Utah’s economic policies are good and have generally improved over time, despite some backsliding in the 2009–12 years. Personal freedoms are a mixed bag, consistent with the state’s religious and ideological background. The Beehive State is growing rapidly.
Utah’s tax burden is a bit below average. We show a dramatic drop in state revenues with the onset of the Great Recession, which were never replaced. In fact, further tax cuts were made in FY 2014. Local taxes, meanwhile, have remained generally steady at right about the national average rate of 3.8 percent of personal income. Government subsidies, debt, and employment are all about average.
Utah does very well on regulatory policy overall. On land-use freedom, it is a little better than average, but it appears to be tightening zoning rules over time. Eminent domain reform was watered down in 2007–8. Labor law is solid. The state has a right-to-work law but no minimum wage. Health insurance mandates were well below the national average in the last available year of 2010. As everywhere, occupational licensing has increased over time, but sources differ on whether it is more or less extensive than elsewhere. Nursing freedom is generally good, but freedom for dental hygienists is not. Insurance freedom is among the best in the country, with “use and file” for most property and casualty lines, long-standing membership in the IIPRC, and “file and use” for new life insurance policies. The state has a price-gouging law and a sales-below-cost law for gasoline, but its general sales-below-cost law was repealed in 2007–8. Its civil liability system is better than average.

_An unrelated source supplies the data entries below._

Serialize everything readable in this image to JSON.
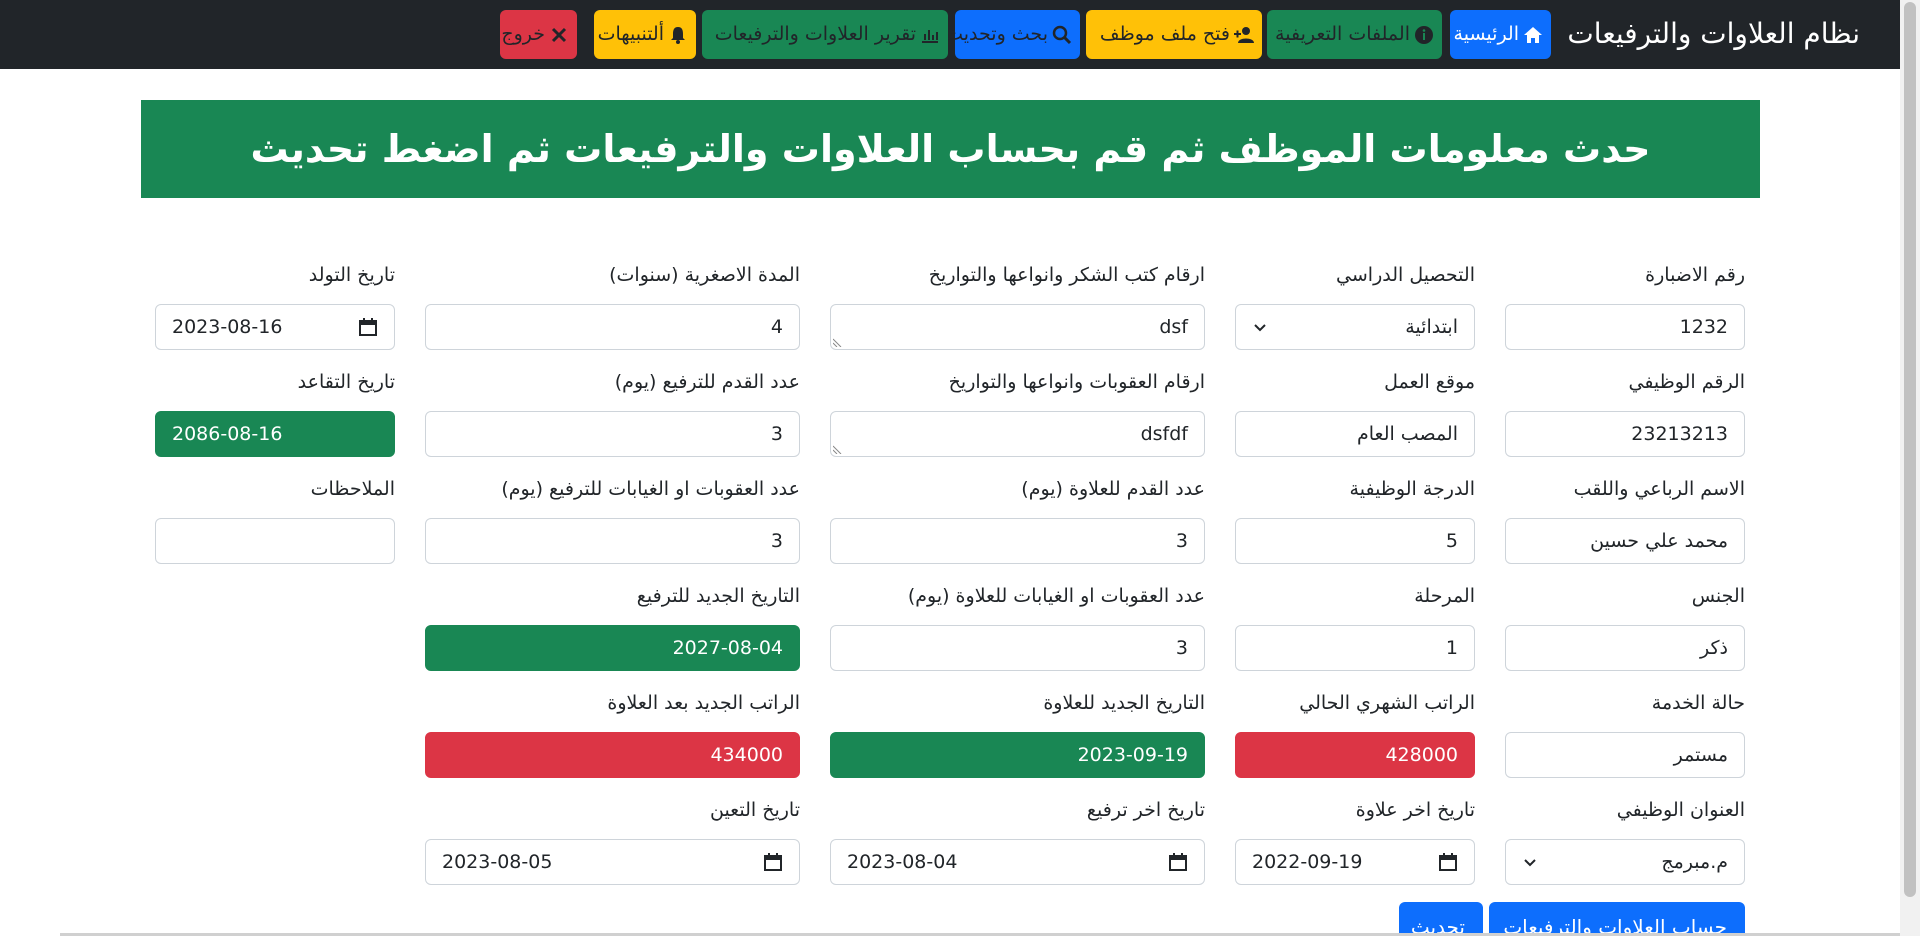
{
  "app": {
    "title": "نظام العلاوات والترفيعات"
  },
  "nav": {
    "home": "الرئيسية",
    "profiles": "الملفات التعريفية",
    "open_file": "فتح ملف موظف",
    "search": "بحث وتحديث",
    "report": "تقرير العلاوات والترفيعات",
    "alerts": "ألتنبيهات",
    "logout": "خروج"
  },
  "banner": {
    "text": "حدث معلومات الموظف ثم قم بحساب العلاوات والترفيعات ثم اضغط تحديث"
  },
  "fields": {
    "file_no": {
      "label": "رقم الاضبارة",
      "value": "1232"
    },
    "education": {
      "label": "التحصيل الدراسي",
      "value": "ابتدائية"
    },
    "thanks": {
      "label": "ارقام كتب الشكر وانواعها والتواريخ",
      "value": "dsf"
    },
    "min_period": {
      "label": "المدة الاصغرية (سنوات)",
      "value": "4"
    },
    "birth": {
      "label": "تاريخ التولد",
      "value": "2023-08-16"
    },
    "job_no": {
      "label": "الرقم الوظيفي",
      "value": "23213213"
    },
    "workplace": {
      "label": "موقع العمل",
      "value": "المصب العام"
    },
    "penalties": {
      "label": "ارقام العقوبات وانواعها والتواريخ",
      "value": "dsfdf"
    },
    "seniority_promo": {
      "label": "عدد القدم للترفيع (يوم)",
      "value": "3"
    },
    "retire": {
      "label": "تاريخ التقاعد",
      "value": "2086-08-16"
    },
    "full_name": {
      "label": "الاسم الرباعي واللقب",
      "value": "محمد علي حسين"
    },
    "grade": {
      "label": "الدرجة الوظيفية",
      "value": "5"
    },
    "seniority_bonus": {
      "label": "عدد القدم للعلاوة (يوم)",
      "value": "3"
    },
    "absence_promo": {
      "label": "عدد العقوبات او الغيابات للترفيع (يوم)",
      "value": "3"
    },
    "notes": {
      "label": "الملاحظات",
      "value": ""
    },
    "gender": {
      "label": "الجنس",
      "value": "ذكر"
    },
    "stage": {
      "label": "المرحلة",
      "value": "1"
    },
    "absence_bonus": {
      "label": "عدد العقوبات او الغيابات للعلاوة (يوم)",
      "value": "3"
    },
    "new_promo_date": {
      "label": "التاريخ الجديد للترفيع",
      "value": "2027-08-04"
    },
    "service": {
      "label": "حالة الخدمة",
      "value": "مستمر"
    },
    "salary": {
      "label": "الراتب الشهري الحالي",
      "value": "428000"
    },
    "new_bonus_date": {
      "label": "التاريخ الجديد للعلاوة",
      "value": "2023-09-19"
    },
    "new_salary": {
      "label": "الراتب الجديد بعد العلاوة",
      "value": "434000"
    },
    "job_title": {
      "label": "العنوان الوظيفي",
      "value": "م.مبرمج"
    },
    "last_bonus": {
      "label": "تاريخ اخر علاوة",
      "value": "2022-09-19"
    },
    "last_promo": {
      "label": "تاريخ اخر ترفيع",
      "value": "2023-08-04"
    },
    "hire_date": {
      "label": "تاريخ التعين",
      "value": "2023-08-05"
    }
  },
  "actions": {
    "calculate": "حساب العلاوات والترفيعات",
    "update": "تحديث"
  },
  "colors": {
    "navbar": "#212529",
    "blue": "#0d6efd",
    "green": "#198754",
    "yellow": "#ffc107",
    "red": "#dc3545"
  }
}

On personal freedom, Utah unsurprisingly does well on gun rights, travel freedom, and educational liberty, but quite poorly on alcohol, cannabis, gambling, and tobacco. It was also very bad on marriage, but it was forced to legalize same-sex marriage in 2014, a move that also overturned its super-DOMA prohibiting gay partnership contracts. Utah actually does generally well on criminal justice policy. Its crime-adjusted incarceration rate is below the national average, although it has crept up over time. Victimless crime arrest rates used to be way above average but have come down to national norms. The state had an excellent asset forfeiture law, but it has been successively weakened, most recently in 2013–14. Utah has recently moved to require fingerprints from drivers when they get their licenses.